Throughout my adult life I have accomplished things that others assumed I could not. I thought it was pure determination, and it was but more. I went to graduate school when logically I did not have enough money… but I just went. I only applied for paid internships and expected the school to compensate and support me in certain ways. They did and I got paid internships all 4 years. Didn’t think about manifestation, but my thoughts did direct my actions and things did actualize on more than one occasion. in other situations, when burdened by self-doubt or ambivalence it didn’t work out so well.
...yet we find it difficult to banish fear, anxiety or discouragement, all of which are powerful thought forces, and which continually send the things we desire further away, so that it is often one step forward and two steps backward.
Here I am in Hawaii, indeed. I got here yesterday afternoon.
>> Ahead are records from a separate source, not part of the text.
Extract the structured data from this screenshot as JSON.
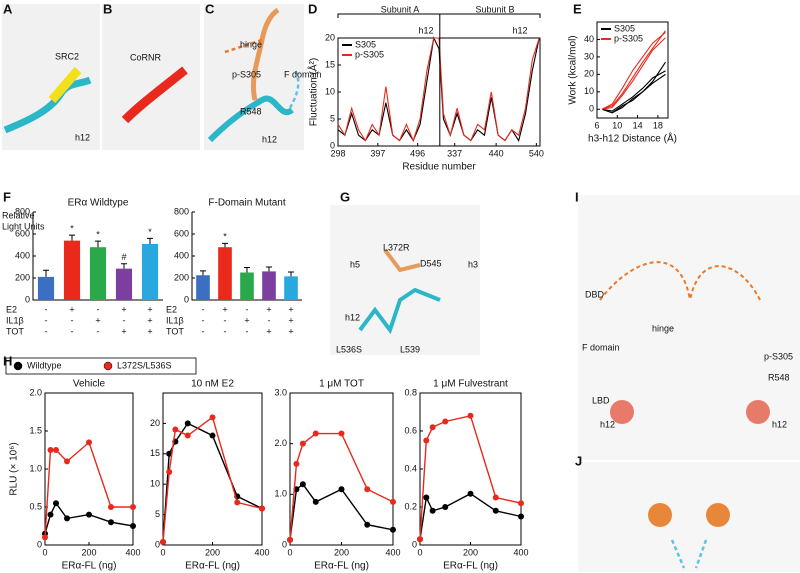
{
  "panels": [
    {
      "letter": "A",
      "labels": [
        "SRC2",
        "h12"
      ]
    },
    {
      "letter": "B",
      "labels": [
        "CoRNR"
      ]
    },
    {
      "letter": "C",
      "labels": [
        "hinge",
        "p-S305",
        "F domain",
        "R548",
        "h12"
      ]
    },
    {
      "letter": "D",
      "labels": []
    },
    {
      "letter": "E",
      "labels": []
    },
    {
      "letter": "F",
      "labels": []
    },
    {
      "letter": "G",
      "labels": [
        "L372R",
        "h5",
        "D545",
        "h3",
        "h12",
        "L536S",
        "L539"
      ]
    },
    {
      "letter": "H",
      "labels": []
    },
    {
      "letter": "I",
      "labels": [
        "DBD",
        "hinge",
        "F domain",
        "p-S305",
        "R548",
        "LBD",
        "h12",
        "h12"
      ]
    },
    {
      "letter": "J",
      "labels": []
    }
  ],
  "chart_data": [
    {
      "type": "line",
      "xlabel": "Residue number",
      "ylabel": "Fluctuation (Å²)",
      "annotations": [
        "Subunit A",
        "Subunit B",
        "h12",
        "h12"
      ],
      "x": [
        298,
        315,
        332,
        349,
        366,
        383,
        400,
        417,
        434,
        451,
        468,
        485,
        502,
        519,
        536,
        549,
        560,
        577,
        594,
        611,
        628,
        645,
        662,
        679,
        696,
        713,
        730,
        747,
        764,
        781,
        798
      ],
      "xlim": [
        298,
        800
      ],
      "xticks": [
        298,
        397,
        496,
        {
          "value": 588,
          "label": "337"
        },
        {
          "value": 691,
          "label": "440"
        },
        {
          "value": 791,
          "label": "540"
        }
      ],
      "ylim": [
        0,
        20
      ],
      "yticks": [
        0,
        5,
        10,
        15,
        20
      ],
      "legend": "top-left",
      "series": [
        {
          "name": "S305",
          "color": "#000000",
          "values": [
            3,
            2,
            6,
            2,
            1,
            3,
            2,
            8,
            2,
            1,
            3,
            1,
            4,
            12,
            20,
            18,
            5,
            2,
            6,
            2,
            1,
            3,
            2,
            9,
            2,
            1,
            3,
            1,
            6,
            14,
            20
          ]
        },
        {
          "name": "p-S305",
          "color": "#e8291c",
          "values": [
            4,
            2,
            7,
            3,
            1,
            4,
            2,
            11,
            2,
            1,
            4,
            1,
            5,
            14,
            20,
            20,
            6,
            2,
            7,
            2,
            1,
            4,
            3,
            10,
            2,
            1,
            3,
            2,
            7,
            16,
            20
          ]
        }
      ]
    },
    {
      "type": "line",
      "xlabel": "h3-h12 Distance (Å)",
      "ylabel": "Work (kcal/mol)",
      "x": [
        7,
        9,
        11,
        13,
        15,
        17,
        19.5
      ],
      "xlim": [
        6,
        20
      ],
      "xticks": [
        6,
        10,
        14,
        18
      ],
      "ylim": [
        -5,
        50
      ],
      "yticks": [
        0,
        10,
        20,
        30,
        40
      ],
      "legend": "top-left",
      "series": [
        {
          "name": "S305",
          "color": "#000000",
          "values": [
            0,
            -2,
            2,
            5,
            10,
            15,
            20
          ]
        },
        {
          "name": "S305",
          "color": "#000000",
          "values": [
            0,
            -1,
            3,
            7,
            12,
            18,
            22
          ]
        },
        {
          "name": "S305",
          "color": "#000000",
          "values": [
            0,
            -2,
            1,
            6,
            10,
            16,
            27
          ]
        },
        {
          "name": "p-S305",
          "color": "#e8291c",
          "values": [
            0,
            2,
            9,
            18,
            27,
            35,
            45
          ]
        },
        {
          "name": "p-S305",
          "color": "#e8291c",
          "values": [
            0,
            3,
            12,
            22,
            30,
            38,
            44
          ]
        },
        {
          "name": "p-S305",
          "color": "#e8291c",
          "values": [
            0,
            1,
            8,
            16,
            25,
            34,
            41
          ]
        }
      ]
    },
    {
      "type": "bar",
      "title": "ERα Wildtype",
      "ylabel": [
        "Relative",
        "Light Units"
      ],
      "values": [
        210,
        540,
        480,
        285,
        510
      ],
      "errors": [
        60,
        50,
        55,
        45,
        50
      ],
      "colors": [
        "#3a6fc1",
        "#e8291c",
        "#2aa84a",
        "#7b3fa0",
        "#29a8e0"
      ],
      "markers": [
        null,
        "*",
        "*",
        "#",
        "*"
      ],
      "ylim": [
        0,
        800
      ],
      "yticks": [
        0,
        200,
        400,
        600,
        800
      ],
      "conditions": [
        {
          "name": "E2",
          "signs": [
            "-",
            "+",
            "-",
            "+",
            "+"
          ]
        },
        {
          "name": "IL1β",
          "signs": [
            "-",
            "-",
            "+",
            "-",
            "+"
          ]
        },
        {
          "name": "TOT",
          "signs": [
            "-",
            "-",
            "-",
            "+",
            "+"
          ]
        }
      ]
    },
    {
      "type": "bar",
      "title": "F-Domain Mutant",
      "values": [
        225,
        480,
        250,
        260,
        215
      ],
      "errors": [
        40,
        35,
        45,
        40,
        40
      ],
      "colors": [
        "#3a6fc1",
        "#e8291c",
        "#2aa84a",
        "#7b3fa0",
        "#29a8e0"
      ],
      "markers": [
        null,
        "*",
        null,
        null,
        null
      ],
      "ylim": [
        0,
        800
      ],
      "yticks": [
        0,
        200,
        400,
        600,
        800
      ],
      "conditions": [
        {
          "name": "E2",
          "signs": [
            "-",
            "+",
            "-",
            "+",
            "+"
          ]
        },
        {
          "name": "IL1β",
          "signs": [
            "-",
            "-",
            "+",
            "-",
            "+"
          ]
        },
        {
          "name": "TOT",
          "signs": [
            "-",
            "-",
            "-",
            "+",
            "+"
          ]
        }
      ]
    },
    {
      "type": "line",
      "title": "Vehicle",
      "xlabel": "ERα-FL (ng)",
      "ylabel": "RLU (× 10⁶)",
      "markers": true,
      "legend": "above",
      "x": [
        0,
        25,
        50,
        100,
        200,
        300,
        400
      ],
      "xlim": [
        0,
        400
      ],
      "xticks": [
        0,
        200,
        400
      ],
      "ylim": [
        0,
        2
      ],
      "yticks": [
        0,
        0.5,
        {
          "value": 1,
          "label": "1.0"
        },
        1.5,
        {
          "value": 2,
          "label": "2.0"
        }
      ],
      "series": [
        {
          "name": "Wildtype",
          "color": "#000000",
          "values": [
            0.15,
            0.4,
            0.55,
            0.35,
            0.4,
            0.3,
            0.25
          ]
        },
        {
          "name": "L372S/L536S",
          "color": "#e8291c",
          "values": [
            0.1,
            1.25,
            1.25,
            1.1,
            1.35,
            0.5,
            0.5
          ]
        }
      ]
    },
    {
      "type": "line",
      "title": "10 nM E2",
      "xlabel": "ERα-FL (ng)",
      "markers": true,
      "x": [
        0,
        25,
        50,
        100,
        200,
        300,
        400
      ],
      "xlim": [
        0,
        400
      ],
      "xticks": [
        0,
        200,
        400
      ],
      "ylim": [
        0,
        25
      ],
      "yticks": [
        0,
        5,
        10,
        15,
        20
      ],
      "series": [
        {
          "name": "Wildtype",
          "color": "#000000",
          "values": [
            0.5,
            15,
            17,
            20,
            18,
            8,
            6
          ]
        },
        {
          "name": "L372S/L536S",
          "color": "#e8291c",
          "values": [
            0.5,
            12,
            19,
            18,
            21,
            7,
            6
          ]
        }
      ]
    },
    {
      "type": "line",
      "title": "1 μM TOT",
      "xlabel": "ERα-FL (ng)",
      "markers": true,
      "x": [
        0,
        25,
        50,
        100,
        200,
        300,
        400
      ],
      "xlim": [
        0,
        400
      ],
      "xticks": [
        0,
        200,
        400
      ],
      "ylim": [
        0,
        3
      ],
      "yticks": [
        0,
        {
          "value": 1,
          "label": "1.0"
        },
        {
          "value": 2,
          "label": "2.0"
        },
        {
          "value": 3,
          "label": "3.0"
        }
      ],
      "series": [
        {
          "name": "Wildtype",
          "color": "#000000",
          "values": [
            0.1,
            1.1,
            1.2,
            0.85,
            1.1,
            0.4,
            0.3
          ]
        },
        {
          "name": "L372S/L536S",
          "color": "#e8291c",
          "values": [
            0.1,
            1.6,
            2.0,
            2.2,
            2.2,
            1.1,
            0.85
          ]
        }
      ]
    },
    {
      "type": "line",
      "title": "1 μM Fulvestrant",
      "xlabel": "ERα-FL (ng)",
      "markers": true,
      "x": [
        0,
        25,
        50,
        100,
        200,
        300,
        400
      ],
      "xlim": [
        0,
        400
      ],
      "xticks": [
        0,
        200,
        400
      ],
      "ylim": [
        0,
        0.8
      ],
      "yticks": [
        0,
        0.2,
        0.4,
        0.6,
        0.8
      ],
      "series": [
        {
          "name": "Wildtype",
          "color": "#000000",
          "values": [
            0.03,
            0.25,
            0.18,
            0.2,
            0.27,
            0.18,
            0.15
          ]
        },
        {
          "name": "L372S/L536S",
          "color": "#e8291c",
          "values": [
            0.03,
            0.55,
            0.62,
            0.65,
            0.68,
            0.25,
            0.22
          ]
        }
      ]
    }
  ]
}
I have been planning this for a few years, before MKMMA. I drew pictures, I visited islands, briefly lived in a culture, I interviewed people in my field, I applied for a license here. Pretty darn consistent with having a goal that I kept narrowing and doing things to support the goal. So… I am here. I however, have never visited Kapaa.
I didn’t plan so much for Now What? I did this when I moved to Colorado, 2X. First time moved away from LA when they didn’t pass pollution limiting legislation. I was probably 19, I moved because of my beliefs. I knew I would wait for state residency to go to school, and that was my only plan. I hadn’t ever been to Colorado before. My husband and I got in a van and just moved, I went to school and enjoyed Colorado. The second time, after graduate school I didn’t like the job offers I was getting so I again moved back to Colorado and got a job after I moved. In these situations I was sure I could do the above.
Okay, I am not going to work as I did in Arizona. Not in duplicate… but perhaps a variation. This part is not a sharp, clear-cut and definite. Now I am indeed sitting with myself with a manifestation that isn’t at it’s completion.